Tesla (excluding the first Tesla Roadster) uses the same connector for Level I, Level II and DC Fast Charge. It has a proprietary Tesla connector that accepts both AC and DC voltage, so there’s no need to have a different connector specifically for DCFC, as the other standards require. To do this, the two larger pins (when suppling AC power) are directed to the onboard charger when using Level I and Level II. If the Tesla charger is DC, the two large pins will be directed to the HV pack. That way the connector on the Tesla is both AC and DC. Only Tesla vehicles can use their DC fast chargers, called Superchargers, for now. Tesla may open them up to all OEMs. Tesla installs and maintains these stations.
Combined Charging System
SAE set the standard for the Combined Charging System (CCS), as the American car companies wanted a smaller opening so that existing vehicles could use the same “gas flap” and also use the communication system with J1772. This DCFC, sometimes called a “combo plug,” was introduced in M/Y 2013 and is used in every OEM today, except Tesla. In 2022 Nissan brought an EV to America with CCS. CCS is replacing CHAdeMO.
When it comes to a Fast Charger, now we have a charger, not an EVSE. It supplies DC that can go directly to the HV battery. SAE has written many new standards for EV grid charging since J1772. There is more information on the SAE website, www.SAE.org.
The North American Five-Pin Receptacle
In North America and some other parts of the world, a five-pin system is used for Level I and Level II. Look at the J1772 receptacle and study the size of the pins. There are three large ones and two smaller ones. The larger ones are the AC lines and earth ground. The two smaller pins are used for communication and making sure the EV cannot move while plugged in.
What does each pin do? The Control Pilot (CP) is used to relay data between the EVSE and the charger about how much current is needed. It is sometimes called the “Pilot” or “Communication” pin. Next up is the Proximity Pilot (PP). That circuit makes sure you are plugged in all the way and keeps the vehicle from moving. It’s also called the “Safety” or “Proximity” pin. The term Protective Earth (PE) is a 6mm round pin that supplies an earth ground for the AC power and connects to the vehicle chassis. Two more pins, L1 and L2, supply the single phase AC power. Those five connections are all you need to recharge a high voltage battery pack.
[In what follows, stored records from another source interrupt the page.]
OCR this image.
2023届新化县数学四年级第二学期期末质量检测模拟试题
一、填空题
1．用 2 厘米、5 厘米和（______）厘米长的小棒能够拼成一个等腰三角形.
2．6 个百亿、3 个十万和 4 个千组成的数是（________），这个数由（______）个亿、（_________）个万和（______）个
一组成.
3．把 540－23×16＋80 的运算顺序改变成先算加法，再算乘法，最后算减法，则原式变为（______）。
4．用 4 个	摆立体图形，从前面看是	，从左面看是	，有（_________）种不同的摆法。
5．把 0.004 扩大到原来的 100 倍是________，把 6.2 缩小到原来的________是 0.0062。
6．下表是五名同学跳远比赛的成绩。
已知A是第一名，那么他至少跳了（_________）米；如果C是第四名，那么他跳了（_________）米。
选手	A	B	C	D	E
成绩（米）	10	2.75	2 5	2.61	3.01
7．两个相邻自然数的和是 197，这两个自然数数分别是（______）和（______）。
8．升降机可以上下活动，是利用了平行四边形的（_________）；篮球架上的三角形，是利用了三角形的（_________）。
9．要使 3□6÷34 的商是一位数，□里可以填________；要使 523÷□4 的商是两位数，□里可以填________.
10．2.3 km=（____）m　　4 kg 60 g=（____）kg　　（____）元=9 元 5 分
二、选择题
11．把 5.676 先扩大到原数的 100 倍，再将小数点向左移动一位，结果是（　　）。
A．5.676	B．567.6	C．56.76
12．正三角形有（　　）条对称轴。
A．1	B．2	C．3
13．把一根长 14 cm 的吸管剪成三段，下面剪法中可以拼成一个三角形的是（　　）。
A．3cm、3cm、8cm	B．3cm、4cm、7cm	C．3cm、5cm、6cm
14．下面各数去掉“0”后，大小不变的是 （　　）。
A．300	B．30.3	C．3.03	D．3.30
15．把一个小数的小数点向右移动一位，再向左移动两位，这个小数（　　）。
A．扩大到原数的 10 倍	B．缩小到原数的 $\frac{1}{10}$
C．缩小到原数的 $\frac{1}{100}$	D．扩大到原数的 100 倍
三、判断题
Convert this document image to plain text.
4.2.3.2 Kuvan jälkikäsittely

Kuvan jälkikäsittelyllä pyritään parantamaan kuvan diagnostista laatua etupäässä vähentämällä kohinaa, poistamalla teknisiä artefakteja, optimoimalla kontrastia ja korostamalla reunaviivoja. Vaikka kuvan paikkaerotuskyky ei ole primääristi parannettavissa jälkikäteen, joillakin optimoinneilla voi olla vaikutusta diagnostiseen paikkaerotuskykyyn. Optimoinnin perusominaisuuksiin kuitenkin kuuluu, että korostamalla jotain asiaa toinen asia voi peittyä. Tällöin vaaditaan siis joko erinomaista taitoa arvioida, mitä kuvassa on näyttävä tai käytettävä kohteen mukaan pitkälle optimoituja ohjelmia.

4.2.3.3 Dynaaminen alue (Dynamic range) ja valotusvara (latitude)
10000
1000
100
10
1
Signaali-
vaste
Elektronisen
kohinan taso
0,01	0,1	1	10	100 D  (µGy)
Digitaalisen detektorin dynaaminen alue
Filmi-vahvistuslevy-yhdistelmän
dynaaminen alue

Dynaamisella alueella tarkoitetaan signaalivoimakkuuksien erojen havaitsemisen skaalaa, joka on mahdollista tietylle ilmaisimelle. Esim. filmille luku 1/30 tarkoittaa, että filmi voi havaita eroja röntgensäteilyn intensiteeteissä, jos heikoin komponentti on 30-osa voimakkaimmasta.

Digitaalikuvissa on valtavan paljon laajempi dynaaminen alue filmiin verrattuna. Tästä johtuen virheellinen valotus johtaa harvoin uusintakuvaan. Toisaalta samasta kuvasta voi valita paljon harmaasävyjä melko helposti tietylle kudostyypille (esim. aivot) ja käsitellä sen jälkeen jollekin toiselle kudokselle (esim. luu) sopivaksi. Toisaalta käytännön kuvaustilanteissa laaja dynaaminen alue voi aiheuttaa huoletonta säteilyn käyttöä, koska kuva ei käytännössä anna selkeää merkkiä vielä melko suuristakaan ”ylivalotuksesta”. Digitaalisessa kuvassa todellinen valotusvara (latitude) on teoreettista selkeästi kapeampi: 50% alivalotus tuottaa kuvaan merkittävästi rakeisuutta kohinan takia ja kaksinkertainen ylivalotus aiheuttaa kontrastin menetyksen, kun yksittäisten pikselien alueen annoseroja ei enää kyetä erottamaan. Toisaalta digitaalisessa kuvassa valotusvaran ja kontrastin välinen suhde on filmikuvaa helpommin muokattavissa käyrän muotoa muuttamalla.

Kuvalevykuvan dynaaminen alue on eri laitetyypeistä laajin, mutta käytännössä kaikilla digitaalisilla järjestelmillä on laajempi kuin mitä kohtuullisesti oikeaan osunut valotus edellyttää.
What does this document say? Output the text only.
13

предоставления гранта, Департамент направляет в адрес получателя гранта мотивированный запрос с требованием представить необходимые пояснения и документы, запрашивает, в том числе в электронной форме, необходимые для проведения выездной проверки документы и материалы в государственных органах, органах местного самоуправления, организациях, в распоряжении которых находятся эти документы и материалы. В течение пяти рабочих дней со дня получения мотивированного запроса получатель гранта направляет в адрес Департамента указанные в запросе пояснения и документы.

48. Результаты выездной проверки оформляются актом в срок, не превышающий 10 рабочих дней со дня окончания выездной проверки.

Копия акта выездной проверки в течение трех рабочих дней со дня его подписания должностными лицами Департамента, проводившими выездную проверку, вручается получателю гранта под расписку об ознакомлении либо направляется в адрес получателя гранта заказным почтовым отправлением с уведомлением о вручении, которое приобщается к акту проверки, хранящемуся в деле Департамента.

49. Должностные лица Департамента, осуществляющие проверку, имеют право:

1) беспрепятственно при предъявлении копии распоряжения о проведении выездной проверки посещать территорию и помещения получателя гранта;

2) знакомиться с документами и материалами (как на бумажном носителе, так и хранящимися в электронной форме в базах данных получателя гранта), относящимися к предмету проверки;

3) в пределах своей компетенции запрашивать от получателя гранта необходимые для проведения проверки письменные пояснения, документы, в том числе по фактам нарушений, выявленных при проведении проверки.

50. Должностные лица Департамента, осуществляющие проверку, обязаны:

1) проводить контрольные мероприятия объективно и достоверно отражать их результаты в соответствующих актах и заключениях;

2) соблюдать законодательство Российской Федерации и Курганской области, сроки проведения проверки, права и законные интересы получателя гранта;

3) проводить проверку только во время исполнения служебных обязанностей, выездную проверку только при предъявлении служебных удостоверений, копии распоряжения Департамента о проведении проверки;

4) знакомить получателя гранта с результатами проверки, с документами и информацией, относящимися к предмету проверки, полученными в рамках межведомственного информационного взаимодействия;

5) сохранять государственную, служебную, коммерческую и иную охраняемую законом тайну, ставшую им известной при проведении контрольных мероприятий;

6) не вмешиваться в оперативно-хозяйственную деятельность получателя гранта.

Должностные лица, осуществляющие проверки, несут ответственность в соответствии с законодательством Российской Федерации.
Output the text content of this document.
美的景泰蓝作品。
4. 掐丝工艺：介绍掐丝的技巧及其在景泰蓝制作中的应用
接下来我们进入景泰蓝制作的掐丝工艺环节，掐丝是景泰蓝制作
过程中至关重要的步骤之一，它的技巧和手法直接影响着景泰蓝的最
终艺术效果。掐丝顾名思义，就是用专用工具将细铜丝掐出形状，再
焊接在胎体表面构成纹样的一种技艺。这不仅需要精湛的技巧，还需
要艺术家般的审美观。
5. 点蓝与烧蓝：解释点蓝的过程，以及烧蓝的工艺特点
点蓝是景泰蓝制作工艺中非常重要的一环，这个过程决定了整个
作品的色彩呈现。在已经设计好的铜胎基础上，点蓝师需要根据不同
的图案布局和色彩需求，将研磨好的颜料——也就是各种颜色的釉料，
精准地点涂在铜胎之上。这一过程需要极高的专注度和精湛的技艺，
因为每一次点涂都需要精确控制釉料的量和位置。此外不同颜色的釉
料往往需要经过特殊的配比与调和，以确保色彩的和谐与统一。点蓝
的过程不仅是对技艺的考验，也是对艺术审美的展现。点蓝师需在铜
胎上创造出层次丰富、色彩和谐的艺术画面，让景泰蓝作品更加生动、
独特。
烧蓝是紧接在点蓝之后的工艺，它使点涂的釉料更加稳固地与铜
AC Level II charging can supply more power or watts than Level I. If the Level II EVSE has 42 amps available to the on-board charger, the “charger” will recharge the HV battery faster than a Level II EVSE that only can supply 24 amps, as the charger in the EV can make use of more current. The on-board chargers range from a 3.3 kW output to almost 20 kW. As the EV world has evolved, the on-board chargers have been made more powerful to supply more current to the battery and reduce charging times.
In the CCS system, the small pins and PE still function the same way. Two larger pins were added at the bottom of the inlet, and they deliver DC power. ACDC (the company I own and where I work) designed and built an EVSE Break-Out-Box so the communication and power can be measured and scoped in real time. That allows for a proper diagnosis when a charging issue presents itself. We wanted to buy one years ago, but it was not available.
U.S. passenger vehicles sales fell in 2022, but the number of EV sales went up by a 65% over the previous year. There is a trend here. Are you ready for EVs?